Let $D$ is some bounded domain in $\mathbb{R^n}$. At the bottom of page 20/top of page 21 in this book, they observe that a sequence of functions $\{u_{\epsilon}\} \in W^{1,2}(D)$ is uniformly bounded so that $ u_{\epsilon} \rightarrow u$ weakly in $W^{1,2}(D)$ and strongly in $L^2(D)$. I understand the weak convergence in $W^{1,2}(D)$ follows from a theorem functional analysis (In reflexive Banach spaces, every bounded sequence has a weakly convergent subsequence). What fact does the strong convergence in $L^2(D)$ rely on?

Answer 1

That follows from Rellich–Kondrachov_theorem, which says that

$$ W^{1, p} (\Omega) \to L^{q} (\Omega)$$

is a compact embedding when $1 \le q < p^* = \frac{np}{n-p}$.

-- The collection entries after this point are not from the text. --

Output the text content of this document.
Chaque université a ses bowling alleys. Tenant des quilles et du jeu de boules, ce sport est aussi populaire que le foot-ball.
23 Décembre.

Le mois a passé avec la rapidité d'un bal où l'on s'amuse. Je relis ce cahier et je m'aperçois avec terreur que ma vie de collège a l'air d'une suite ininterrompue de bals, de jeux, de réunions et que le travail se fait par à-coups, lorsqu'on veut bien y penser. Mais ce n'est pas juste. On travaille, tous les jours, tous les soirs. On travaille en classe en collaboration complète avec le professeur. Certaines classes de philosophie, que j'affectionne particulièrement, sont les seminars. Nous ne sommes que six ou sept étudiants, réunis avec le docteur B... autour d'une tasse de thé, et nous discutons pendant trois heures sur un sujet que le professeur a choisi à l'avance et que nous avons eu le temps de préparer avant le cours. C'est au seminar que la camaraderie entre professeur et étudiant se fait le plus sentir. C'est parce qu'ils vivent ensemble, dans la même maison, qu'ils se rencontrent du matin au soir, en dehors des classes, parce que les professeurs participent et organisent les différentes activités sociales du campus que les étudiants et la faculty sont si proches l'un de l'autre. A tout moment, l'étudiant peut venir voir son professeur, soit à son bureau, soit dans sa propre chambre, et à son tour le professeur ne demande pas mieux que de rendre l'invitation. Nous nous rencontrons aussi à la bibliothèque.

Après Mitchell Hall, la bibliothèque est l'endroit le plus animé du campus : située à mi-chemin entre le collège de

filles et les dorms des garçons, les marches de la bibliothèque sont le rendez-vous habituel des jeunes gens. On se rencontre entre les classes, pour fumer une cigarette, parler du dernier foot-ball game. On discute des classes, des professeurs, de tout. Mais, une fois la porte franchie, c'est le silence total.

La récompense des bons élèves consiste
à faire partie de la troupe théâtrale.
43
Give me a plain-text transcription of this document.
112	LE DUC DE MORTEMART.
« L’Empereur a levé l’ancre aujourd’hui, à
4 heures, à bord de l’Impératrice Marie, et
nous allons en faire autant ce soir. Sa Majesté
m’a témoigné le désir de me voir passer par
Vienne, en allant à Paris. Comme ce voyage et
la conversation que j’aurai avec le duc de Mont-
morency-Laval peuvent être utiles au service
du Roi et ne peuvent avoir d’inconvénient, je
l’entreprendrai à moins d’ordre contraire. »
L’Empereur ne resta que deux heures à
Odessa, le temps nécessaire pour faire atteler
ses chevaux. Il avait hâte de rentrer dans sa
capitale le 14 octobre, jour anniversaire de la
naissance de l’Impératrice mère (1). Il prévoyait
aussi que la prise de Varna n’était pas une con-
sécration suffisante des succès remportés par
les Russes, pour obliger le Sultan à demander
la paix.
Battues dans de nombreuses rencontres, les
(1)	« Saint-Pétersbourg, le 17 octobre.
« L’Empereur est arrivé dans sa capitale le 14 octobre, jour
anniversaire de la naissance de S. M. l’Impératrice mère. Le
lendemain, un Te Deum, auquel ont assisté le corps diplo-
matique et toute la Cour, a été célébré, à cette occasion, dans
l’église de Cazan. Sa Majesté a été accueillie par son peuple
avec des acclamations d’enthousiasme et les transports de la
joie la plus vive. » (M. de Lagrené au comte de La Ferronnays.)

Since when $p=2$, $p^* = 2n/(n-2)>2$. The boundedness of $\Omega$ implies that

$$ L^q (\Omega ) \to L^2(\Omega)$$

is a bounded embedding when $2\le q< p^*$ (see here). Thus the composition is also compact. Since compact operator sends weakly convergent sequence to strong convergent sequence (see here), $u_\epsilon \to u$ strongly in $L^2$.

Remark: When $n=2$ it is still true. The boundedness of $\Omega$ again implies

$$ W^{1, 2} (\Omega) \to W^{1, p}(\Omega)$$

for all $1\le p<2$. Then the Rellich-Kondrachov theorem implies that

$$ W^{1, p} (\Omega) \to L^{p^*} (\Omega)$$

is compact. Since we want $2p/(2-p) = p^*=2$, we choose $p = 1$. Indeed by choosing $p\to 2$, one can show similarly that $W^{1, 2}(\Omega)$ compactly embed into $L^q$ for all $q\ge 1$, when $n=2$.

Lastly, when $n=1$, $W^{1, 2}$ compactly embed into $C^{0, \alpha}$ for $\alpha <1/2$, and in particular it embeds compactly into $L^2$.